Humainement, cela ne peut que m’attrister à l’idée que tant de familles ne pourront pas se retrouver durant ces fêtes. Mais d’un point de vue professionnel, je pense pouvoir dire avec une certitude indiscutable que nous approchons de la fin de ce cauchemar qui nous tient en otage depuis maintenant 10 mois. La lumière que j’aperçois au bout du tunnel vient de certains faits concrets : l’été s’est bien passé et je défie quiconque de dire le contraire, car à l’annonce de la liberté retrouvée, nous avons tous eu envie de voyager, de partir en vacances (même ceux qui n’avaient jamais dormi hors de chez eux auparavant) ; le tourisme hivernal, le vrai, celui qui concerne le grand public et alimente l’économie, se remettra en route bien après la fin des restrictions (tristes, aberrantes mais hélas nécessaires) ; et l’aide de la science. Là aussi, ce n’est pas à moi de déterminer si les traitements, les vaccins, sont efficaces ou non (mais je n’ai aucune raison d’en douter).
Ce qui compte, c’est que les gens se sentent maintenant beaucoup plus rassurés d’un point de vue sanitaire, ce qui permet de recommencer à faire des projets de vie, y compris ceux liés aux voyages, besoin primaire – rappelons-le, pas accessoire – de tout être humain. Plus encore, les nouvelles concernant les vaccins et/ou des traitements adéquats pour vaincre ce maudit virus aideront à relancer le marché qui a le plus souffert en 2020, c’est-à-dire celui des villes d’art.

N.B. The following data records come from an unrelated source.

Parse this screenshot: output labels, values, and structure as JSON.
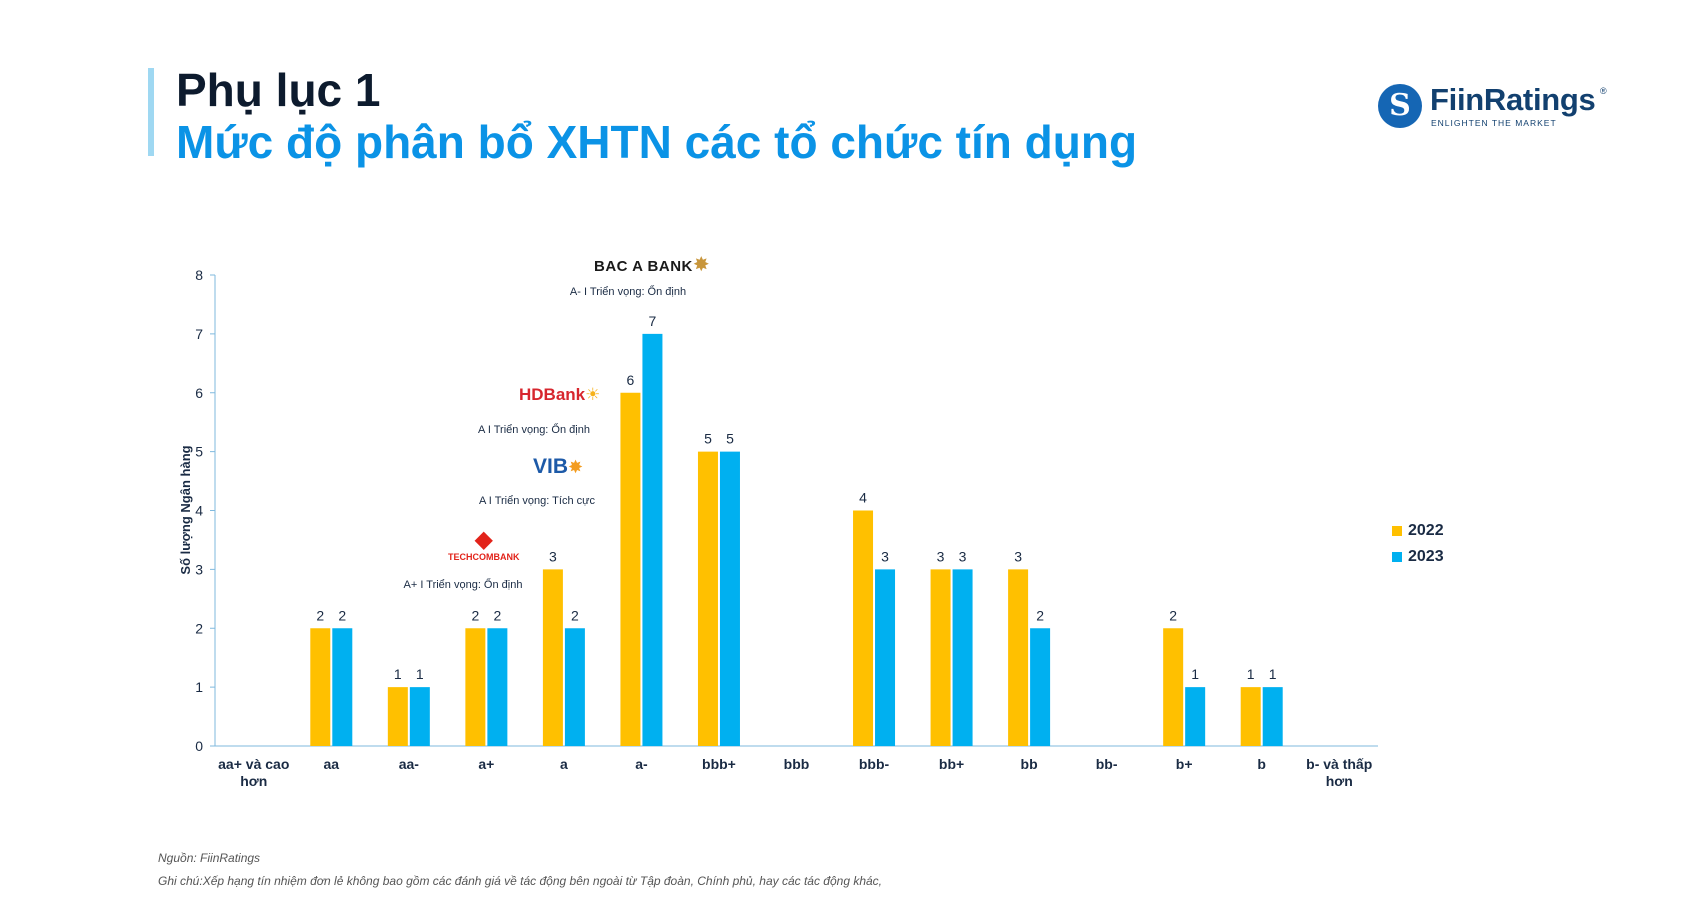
{
  "header": {
    "line1": "Phụ lục 1",
    "line2": "Mức độ phân bổ XHTN các tổ chức tín dụng"
  },
  "brand": {
    "name": "FiinRatings",
    "registered": "®",
    "tagline": "ENLIGHTEN THE MARKET"
  },
  "colors": {
    "series_2022": "#ffc000",
    "series_2023": "#00b0f0",
    "axis": "#7fb9de",
    "title_accent": "#0b93e6"
  },
  "chart_data": {
    "type": "bar",
    "ylabel": "Số lượng Ngân hàng",
    "ylim": [
      0,
      8
    ],
    "yticks": [
      0,
      1,
      2,
      3,
      4,
      5,
      6,
      7,
      8
    ],
    "grid": false,
    "legend_position": "right",
    "categories": [
      "aa+ và cao hơn",
      "aa",
      "aa-",
      "a+",
      "a",
      "a-",
      "bbb+",
      "bbb",
      "bbb-",
      "bb+",
      "bb",
      "bb-",
      "b+",
      "b",
      "b- và thấp hơn"
    ],
    "series": [
      {
        "name": "2022",
        "values": [
          0,
          2,
          1,
          2,
          3,
          6,
          5,
          0,
          4,
          3,
          3,
          0,
          2,
          1,
          0
        ]
      },
      {
        "name": "2023",
        "values": [
          0,
          2,
          1,
          2,
          2,
          7,
          5,
          0,
          3,
          3,
          2,
          0,
          1,
          1,
          0
        ]
      }
    ],
    "annotations": [
      {
        "bank": "BAC A BANK",
        "note": "A- I Triển vọng: Ổn định",
        "icon": "star-burst-icon"
      },
      {
        "bank": "HDBank",
        "note": "A I Triển vọng: Ổn định",
        "icon": "sun-icon"
      },
      {
        "bank": "VIB",
        "note": "A I Triển vọng: Tích cực",
        "icon": "star-burst-icon"
      },
      {
        "bank": "TECHCOMBANK",
        "note": "A+ I Triển vọng: Ổn định",
        "icon": "diamond-icon"
      }
    ]
  },
  "footer": {
    "source": "Nguồn: FiinRatings",
    "note": "Ghi chú:Xếp hạng tín nhiệm đơn lẻ không bao gồm các đánh giá về tác động bên ngoài từ Tập đoàn, Chính phủ, hay các tác động khác,"
  }
}
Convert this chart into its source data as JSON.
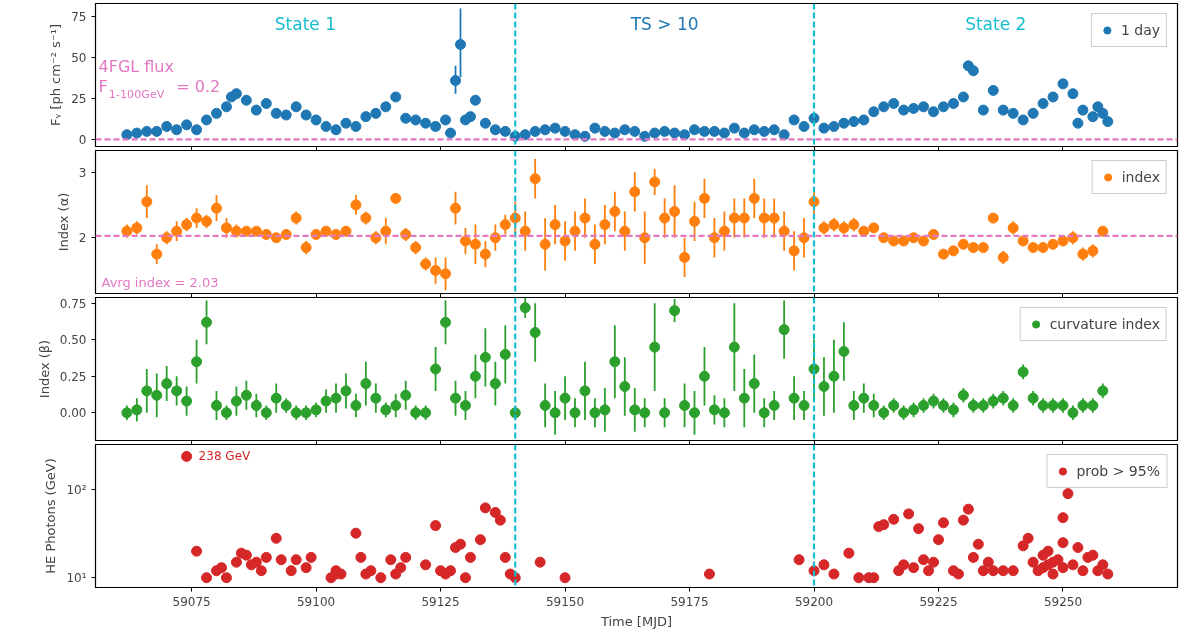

À cela – conclut l’expert – ajoutons la grande capacité de réaction et de compensation dont fait preuve le marché touristique. C’est pourquoi je suis certain qu’à partir de février la montagne sera la grande protagoniste, qu’à partir du printemps nous reverrons des touristes étrangers dans nos villes, et qu’en été tous les Italiens, et pas seulement eux, seront au bord de la mer ou au sommet d’une montagne pour se débarrasser des mauvaises sensations que cette expérience, inévitablement, nous aura laissées ».
Qui est Franco Grasso
Le professeur Franco Grasso est l’auteur de trois livres sur le Revenue Management, la discipline économique liée à la tarification dynamique des chambres d’hôtel et des services du secteur touristique (mais elle peut être appliquée à n’importe quel secteur). Il est un vulgarisateur/formateur dans ce domaine, mais aussi sur des thèmes plus généraux liés au tourisme, un univers qu’il connaît de façon approfondie et détaillée dans tous ses aspects. Il a écrit des centaines d’articles pour des revues spécialisées, formé des milliers de professionnels du secteur, enseigné dans les plus prestigieuses universités italiennes (avant d’ouvrir sa propre école). Ce n’est pas un homme politique, il n’est lié à aucune « marque » du monde institutionnel. C’est un technicien. C’est une personne indépendante qui pourrait donner son avis (opinions et conseils) aussi et surtout sur les événements de cette dernière année, à savoir la corrélation entre la pandémie et ses répercussions sur le secteur touristique.